Она редко меня касается. И никогда не называет меня Со-Со. В детстве это было одно из моих ласкательных имен, придуманных тетушкой Лилу, и мать оно обычно сильно раздражало. От столь внезапного проявления нежности с ее стороны по моему телу пробегает холодок.

– Откуда ты это знаешь?

– Мне уже довелось это пережить. Причем не так и давно. И теперь это грядет снова. – Склонив голову, она плотно зажмуривает глаза, словно пытаясь избавиться от страшных образов. – Эта война будет совсем не пустяковая заварушка. Надвигается такое изуверство, такая беспощадная жестокость, каких свет еще не видывал. И, вероятно, не увидит. – Maman резко поднимает голову, и ее пронзительный взгляд приковывается к моему лицу. – И тебе понадобится быть очень сильной, ma fille [15]. И очень осторожной.

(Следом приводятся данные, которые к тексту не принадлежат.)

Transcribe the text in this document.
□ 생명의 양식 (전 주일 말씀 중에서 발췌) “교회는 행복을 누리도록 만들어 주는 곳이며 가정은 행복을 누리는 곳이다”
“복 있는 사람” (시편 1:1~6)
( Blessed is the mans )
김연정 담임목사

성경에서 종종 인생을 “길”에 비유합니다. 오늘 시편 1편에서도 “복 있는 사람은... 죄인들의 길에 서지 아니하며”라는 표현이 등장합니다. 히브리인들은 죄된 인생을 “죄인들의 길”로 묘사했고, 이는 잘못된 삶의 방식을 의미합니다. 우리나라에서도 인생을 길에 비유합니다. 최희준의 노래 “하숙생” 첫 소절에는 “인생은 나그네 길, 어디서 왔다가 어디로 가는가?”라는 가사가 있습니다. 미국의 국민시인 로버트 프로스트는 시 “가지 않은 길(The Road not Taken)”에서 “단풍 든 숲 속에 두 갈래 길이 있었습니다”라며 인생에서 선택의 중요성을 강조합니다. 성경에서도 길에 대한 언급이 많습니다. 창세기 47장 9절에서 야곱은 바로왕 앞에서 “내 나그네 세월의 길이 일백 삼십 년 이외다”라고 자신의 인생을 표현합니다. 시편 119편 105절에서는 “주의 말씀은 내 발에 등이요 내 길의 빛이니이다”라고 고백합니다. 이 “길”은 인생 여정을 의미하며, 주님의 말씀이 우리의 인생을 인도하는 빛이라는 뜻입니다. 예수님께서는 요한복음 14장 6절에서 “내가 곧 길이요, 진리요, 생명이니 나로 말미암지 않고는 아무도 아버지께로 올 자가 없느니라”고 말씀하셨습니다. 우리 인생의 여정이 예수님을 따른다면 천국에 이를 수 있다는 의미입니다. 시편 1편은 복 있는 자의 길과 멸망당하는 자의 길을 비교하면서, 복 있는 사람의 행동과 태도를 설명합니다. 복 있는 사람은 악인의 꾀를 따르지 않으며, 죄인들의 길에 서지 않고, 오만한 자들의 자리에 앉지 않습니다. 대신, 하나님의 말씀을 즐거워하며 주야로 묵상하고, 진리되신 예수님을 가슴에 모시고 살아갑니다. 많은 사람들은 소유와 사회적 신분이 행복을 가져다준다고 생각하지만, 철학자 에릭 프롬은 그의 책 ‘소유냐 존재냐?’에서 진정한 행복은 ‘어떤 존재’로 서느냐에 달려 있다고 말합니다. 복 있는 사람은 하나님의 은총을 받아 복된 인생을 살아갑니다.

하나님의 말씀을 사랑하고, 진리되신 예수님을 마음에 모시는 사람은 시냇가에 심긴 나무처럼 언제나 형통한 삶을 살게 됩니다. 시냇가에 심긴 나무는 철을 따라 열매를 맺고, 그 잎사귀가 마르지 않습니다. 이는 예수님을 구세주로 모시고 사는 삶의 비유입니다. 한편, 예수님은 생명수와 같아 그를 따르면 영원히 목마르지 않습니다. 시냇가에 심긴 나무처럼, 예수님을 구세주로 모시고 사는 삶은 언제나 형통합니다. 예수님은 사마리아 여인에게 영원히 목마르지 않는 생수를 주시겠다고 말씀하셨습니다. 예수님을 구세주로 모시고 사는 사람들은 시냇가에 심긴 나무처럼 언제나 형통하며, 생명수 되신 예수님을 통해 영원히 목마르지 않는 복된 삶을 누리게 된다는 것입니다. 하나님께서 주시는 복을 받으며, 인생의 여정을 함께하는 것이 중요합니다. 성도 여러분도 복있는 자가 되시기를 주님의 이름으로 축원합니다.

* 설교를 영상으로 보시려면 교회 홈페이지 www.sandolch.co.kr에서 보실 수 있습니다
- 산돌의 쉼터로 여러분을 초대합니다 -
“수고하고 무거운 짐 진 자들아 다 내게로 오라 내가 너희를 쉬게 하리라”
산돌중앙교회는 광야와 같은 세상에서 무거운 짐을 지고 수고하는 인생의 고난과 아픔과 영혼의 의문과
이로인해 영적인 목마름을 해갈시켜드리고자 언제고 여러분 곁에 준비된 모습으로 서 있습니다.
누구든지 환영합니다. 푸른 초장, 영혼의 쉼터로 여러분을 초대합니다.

Неожиданно я замечаю, что она сильно побледнела, а темные глаза, ищущие мой взгляд, напоминают блестящие жесткие бусины. Почему же я не наблюдала прежде, как заострился овал ее лица и стали тонкими некогда полные губы? Она явно изрядно напугана – а я еще ни разу не видела, чтобы Maman чего-то боялась.

Есть что-то, чего она недоговаривает. Что-то такое, что пугает ее сильнее, чем перспектива войны. Внезапно мне тоже становится страшно.

– Когда, Maman?

– Через год. Может, чуть больше. Но я уже вовсю готовлюсь, делаю запасы на черный день. Что-либо достать будет потом все труднее и труднее. И еду, и одежду, даже обувь. Деньги потеряют свое значение, потому что покупать будет нечего и не у кого. Вот почему в мастерской у нас теперь так тесно. И в кладовой внизу. Так что, когда настанет трудный час, у тебя будет все необходимое. И то, что ты сможешь на что-либо обменять. – Ее пальцы вновь нашаривают крестик. – Я боюсь за тебя.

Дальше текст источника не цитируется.